それなのに、一緒に仕事をすると、なぜか物事がなかなか前に進まない。
職場に、そんな人はいないだろうか。
「まだ途中なので」と見せてくれない若手
以前、知人にこう言う話を聞いた。
部署に新しく入ってきた若手に、資料作成をお願いしていた。
締め切りが近づいてきたので、「今どんな感じですか? 一度見せてもらえますか?」と聞いた。

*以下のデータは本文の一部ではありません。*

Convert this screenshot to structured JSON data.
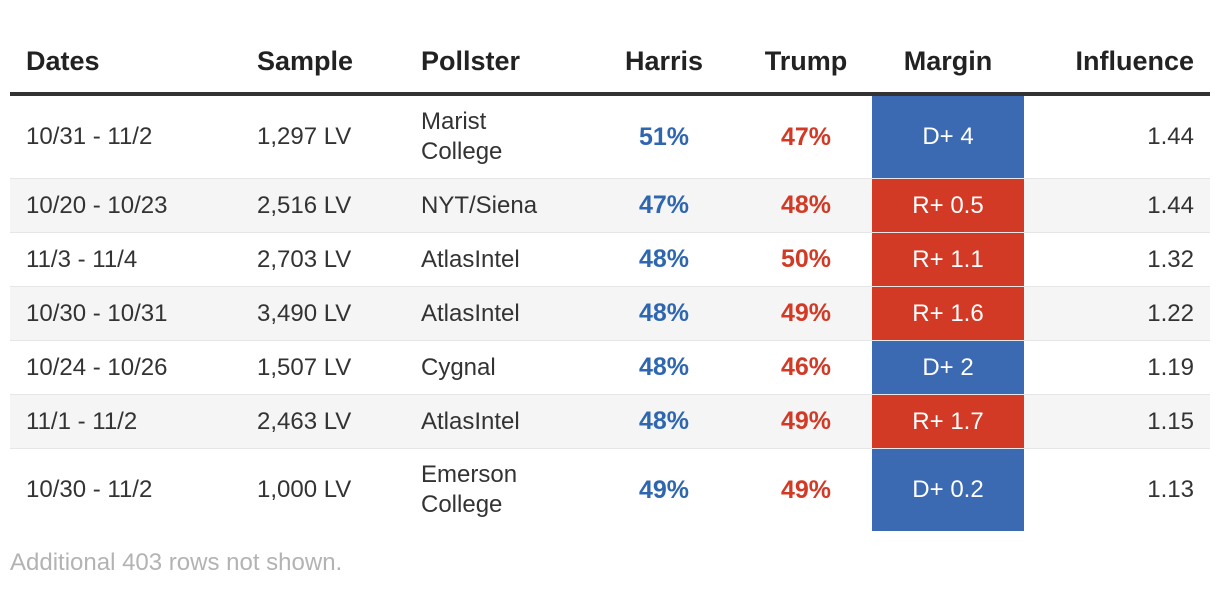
{
  "colors": {
    "harris": "#2e66b0",
    "trump": "#d23a26",
    "dem_margin_bg": "#3b6ab2",
    "rep_margin_bg": "#d23a26"
  },
  "table": {
    "headers": [
      "Dates",
      "Sample",
      "Pollster",
      "Harris",
      "Trump",
      "Margin",
      "Influence"
    ],
    "rows": [
      {
        "dates": "10/31 - 11/2",
        "sample": "1,297 LV",
        "pollster": "Marist College",
        "harris": "51%",
        "trump": "47%",
        "margin": "D+ 4",
        "party": "D",
        "influence": "1.44"
      },
      {
        "dates": "10/20 - 10/23",
        "sample": "2,516 LV",
        "pollster": "NYT/Siena",
        "harris": "47%",
        "trump": "48%",
        "margin": "R+ 0.5",
        "party": "R",
        "influence": "1.44"
      },
      {
        "dates": "11/3 - 11/4",
        "sample": "2,703 LV",
        "pollster": "AtlasIntel",
        "harris": "48%",
        "trump": "50%",
        "margin": "R+ 1.1",
        "party": "R",
        "influence": "1.32"
      },
      {
        "dates": "10/30 - 10/31",
        "sample": "3,490 LV",
        "pollster": "AtlasIntel",
        "harris": "48%",
        "trump": "49%",
        "margin": "R+ 1.6",
        "party": "R",
        "influence": "1.22"
      },
      {
        "dates": "10/24 - 10/26",
        "sample": "1,507 LV",
        "pollster": "Cygnal",
        "harris": "48%",
        "trump": "46%",
        "margin": "D+ 2",
        "party": "D",
        "influence": "1.19"
      },
      {
        "dates": "11/1 - 11/2",
        "sample": "2,463 LV",
        "pollster": "AtlasIntel",
        "harris": "48%",
        "trump": "49%",
        "margin": "R+ 1.7",
        "party": "R",
        "influence": "1.15"
      },
      {
        "dates": "10/30 - 11/2",
        "sample": "1,000 LV",
        "pollster": "Emerson College",
        "harris": "49%",
        "trump": "49%",
        "margin": "D+ 0.2",
        "party": "D",
        "influence": "1.13"
      }
    ]
  },
  "footer": {
    "note": "Additional 403 rows not shown."
  }
}
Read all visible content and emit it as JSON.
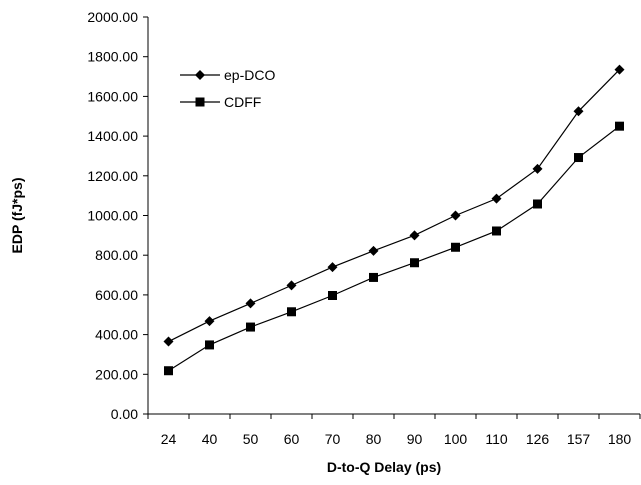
{
  "chart_data": {
    "type": "line",
    "title": "",
    "xlabel": "D-to-Q Delay (ps)",
    "ylabel": "EDP (fJ*ps)",
    "categories": [
      "24",
      "40",
      "50",
      "60",
      "70",
      "80",
      "90",
      "100",
      "110",
      "126",
      "157",
      "180"
    ],
    "ylim": [
      0,
      2000
    ],
    "yticks": [
      "0.00",
      "200.00",
      "400.00",
      "600.00",
      "800.00",
      "1000.00",
      "1200.00",
      "1400.00",
      "1600.00",
      "1800.00",
      "2000.00"
    ],
    "grid": false,
    "legend_position": "top-left",
    "series": [
      {
        "name": "ep-DCO",
        "marker": "diamond",
        "color": "#000000",
        "values": [
          365,
          468,
          557,
          648,
          740,
          822,
          900,
          1000,
          1085,
          1235,
          1525,
          1735
        ]
      },
      {
        "name": "CDFF",
        "marker": "square",
        "color": "#000000",
        "values": [
          218,
          348,
          438,
          515,
          597,
          688,
          762,
          840,
          922,
          1058,
          1292,
          1450
        ]
      }
    ]
  }
}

すると、「まだ途中なので、もう少し待ってください」と言われた。
翌日も同じだった。
結局、完成した資料が出てきたのは締め切り直前。
そしていざ確認すると、こちらが想定していた方向性とは少し違っていたのだ。
「100点ができないなら何もしない」をやめる
『あきれるほど小さい習慣』には、こんなエピソードが登場する。
まったくの未経験だった私は、思いきって上司に尋ねました。
「どうやって作ればいいのでしょうか」
返ってきたのは、たった一言でした。
「自分で考えろ」
何もできないまま、最終日を迎えてしまいました。
私は、おそるおそる上司に報告しました。
「できませんでした」
そのとき、上司から飛んできた一言を、いまでも忘れません。
「お前は、表紙も作れないのか(中略)なぜ、それだけでも作って持ってこないのか。100点ができないなら何もしない、その考え方をやめろ」
――『あきれるほど小さい習慣』より
仕事では、自分一人で100点をつくることよりも、チーム全体で仕事を前に進めることのほうが重要な場面がある。
早く共有すれば、周囲から意見をもらえるし、間違った方向へ進んでいれば早めに修正できる。
役に立たない人ほど「一人で完成させよう」とする
わからなければ相談する。
途中までできたら共有する。
方向性だけでも確認する。
仕事ができる人ほど、こうした小さなアウトプットを惜しまない。
一方で、「ちゃんと完成させてから見せよう」と一人で抱え込めば、その人の仕事だけでなく、待っている人の仕事まで止めてしまう。
職場にいる役に立たない人の特徴・ワースト1は、「自分一人で100点にしてから出そう」とすることだ。
仕事は、完成品を提出するまで何も見せてはいけないテストではない。
どんなに些細なことでも、やりとりしながら仕事を前へ進められる人こそ、チームにとって本当に「役に立つ人」なのである。